White House intruder had 800 rounds of ammunition
AAn internal review will examine how Omar Gonzalez made it into the White House before being stopped.
WASHINGTON - A decorated Iraq war veteran who scaled a fence on Friday night and got into the White House had more than 800 rounds of ammunition in his car and had been arrested in July with a sniper rifle and a map on which the executive mansion was marked, a federal prosecutor said on Monday.
An internal review of the United States Secret Service will examine how Omar Gonzalez (42) made it into the White House before being stopped, his previous interactions with the Secret Service, and what must be done to prevent future security breaches.
The Secret Service is charged with safeguarding the leaders of the United States and visiting heads of state and government, and with protecting the country's economy by watching over its financial infrastructure and payment systems.
Secret Service Director Julia Pierson, who ordered the review, has been asked to testify about Friday's security breach before a House of Representatives' oversight committee hearing scheduled for 30 September.
The agency is considering ways to expand the security zone around the White House to keep the public farther away and to do more screening of people in the area.
Friday's incident is the latest in a string of lapses involving the Secret Service, including a prostitution scandal in 2012.
"These significant security breaches reveal our weaknesses as well as our response capabilities to our nation's enemies," Darrell Issa, the Republican chairman of the committee, said in a statement.
Obama and his family had left the White House for a weekend at Camp David when Gonzalez climbed the fence and ran across the north lawn of the complex in full view of tourists on Pennsylvania Avenue.
Asked on Monday whether he has confidence in the agency, President Barack Obama said, "Secret Service does a great job, and I'm grateful for the sacrifices they make on my behalf and my family's behalf."
A MAP TO THE WHITE HOUSE
Gonzalez, who retired from the Army on disability in 2012, had been living in Texas.
In July, he was arrested by Virginia State Police for reckless driving, eluding police and possessing a sawed-off shotgun. Police inventoried 11 guns in the vehicle including shotguns, handguns, and sniper rifles, and a map of Washington, DC, police records showed. Gonzalez was released on bond after the arrest.

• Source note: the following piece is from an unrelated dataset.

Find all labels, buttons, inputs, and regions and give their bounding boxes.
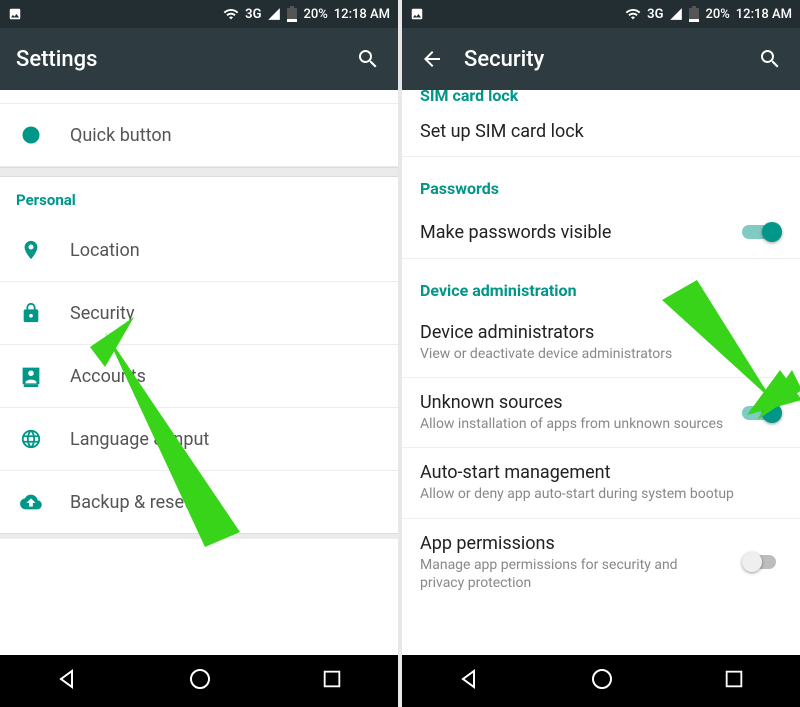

On the map, which was tucked into a Bible, the White House and the Masonic Temple in Alexandria, Virginia, were circled, federal prosecutor David Mudd told a federal judge on Monday.
In August, he was stopped, but not arrested, while walking along the south fence of the White House with a hatchet in his waistband.
After being apprehended on Friday, Gonzalez told a Secret Service agent "he was concerned that the atmosphere was collapsing" and needed to get the information to the president, according to court documents.
Gonzalez faces charges of unlawfully entering a restricted building or grounds while carrying a deadly or dangerous weapon. He was carrying a knife when he entered the White House. The charge carries up to 10 years in prison.
After his arrest, officers found more than 800 rounds of ammunition, two hatchets and a machete in his car, Mudd told the judge.
Mudd said Gonzalez's "preoccupation with the White House and accumulation of large amounts of ammunition in apparently a short period of time renders him a danger to the president," and argued against Gonzalez being released on bond. Gonzalez was still in custody on Monday.
Deliberations in Gonzalez's case will continue in DC District court on 1 October.
US Homeland Security Secretary Jeh Johnson, who oversees the Secret Service, said in a statement that Americans should "not rush to judgment about the event and not second-guess the judgment of security officers who had only seconds to act."
Securing the White House is "complicated business," White House spokesman Josh Earnest said. Apart from being home to the president and his family, the building is a popular tourist destination and an office building.
Protests are often held at Lafayette Park, across from the White House.
Denis McDonough, Obama's chief of staff, and other White House officials met with the Secret Service on Monday, and Obama was briefed several times during the weekend, Earnest said.
"The president is going to leave it up to the professionals, the United States Secret Service, to determine the security posture that is necessary to both protect the first family that lives here, but also to ensure the White House remains the people's house," Earnest said.
The Secret Service has increased foot patrols and added surveillance, and it is also locking the front door to the White House when it is not being used by tour groups or events.